Here’s a short excerpt from my book.
As a student at the University of Havana in the early 1950s, Clinton Adlum was a schoolmate of Fidel Castro. But unlike the tall, strapping, white Castro, Adlum was a smallish black man. That meant that Adlum, a Guantánamo native, lived in a world quite different from Castro’s.
Cuba was virulently racist. There was no Ku Klux Klan or lynchings, but Jim Crow-like practices were a fact. Blacks were banned from many public places and could not achieve professional success. Sports and entertainment were the only fields open to them, as was true in the United States. Black Cubans were disproportionately poor, often desperately so. Open animosity and suspicion greeted blacks whenever they found themselves in white Cuba.

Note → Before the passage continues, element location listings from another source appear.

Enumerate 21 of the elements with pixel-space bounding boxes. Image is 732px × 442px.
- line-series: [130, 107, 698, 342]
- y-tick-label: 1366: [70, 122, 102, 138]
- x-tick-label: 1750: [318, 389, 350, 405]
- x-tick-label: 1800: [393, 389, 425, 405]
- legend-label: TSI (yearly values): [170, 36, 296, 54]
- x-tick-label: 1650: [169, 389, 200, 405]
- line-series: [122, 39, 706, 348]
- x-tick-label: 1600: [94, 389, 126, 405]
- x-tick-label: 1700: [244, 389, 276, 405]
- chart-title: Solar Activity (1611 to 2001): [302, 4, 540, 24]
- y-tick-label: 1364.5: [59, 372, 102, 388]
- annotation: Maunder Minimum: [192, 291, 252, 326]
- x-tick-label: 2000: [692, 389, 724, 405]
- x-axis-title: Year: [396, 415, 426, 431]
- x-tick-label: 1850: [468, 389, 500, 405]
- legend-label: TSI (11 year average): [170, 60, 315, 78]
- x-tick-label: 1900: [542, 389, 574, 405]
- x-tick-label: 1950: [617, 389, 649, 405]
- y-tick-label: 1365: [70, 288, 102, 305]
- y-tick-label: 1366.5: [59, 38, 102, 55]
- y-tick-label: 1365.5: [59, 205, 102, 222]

Upon graduation with a business degree, a rarity for a black man, Adlum went job-hunting in Havana. He was turned away everywhere he applied.
“I remember that the American companies, like Chase-Manhattan, were the most open in showing me the door without so much as an interview. There were no black people in white-collar jobs, and I would not be an exception,” Adlum said. “Even classmates who were sympathetic told me I was crazy to try finding a decent job.”
Eventually, he found work as assistant manager of the officers’ club at the US Naval Base in Guantánamo. “I kept track of inventory and made sure the service was good. I was really overqualified, but that was the best job I could find here in those years.”
But Adlum was able to parlay the job into much more than seeing to it that American officers were fed and served drinks. He, like many other young, educated Cubans, chafed under the rule of the Americans’ puppet, Batista. Adlum would not say if he took the job simply because it was all he could find or for the exceptional fringe benefits it offered.
In fact, through clandestine contacts, he was recruited to spy on Cuban government operations at the US base. Batista’s troops and planes were resupplied at Guantánamo, and Adlum secretly passed along the information to the guerrillas. It was valuable intelligence because it signaled government military operations. Adlum spied for several months but picked up signs that base counterintelligence agents were suspicious of the unassuming assistant manager. He then slipped away and went to the Sierra Maestra Mountains, where he fought during the last months of the war.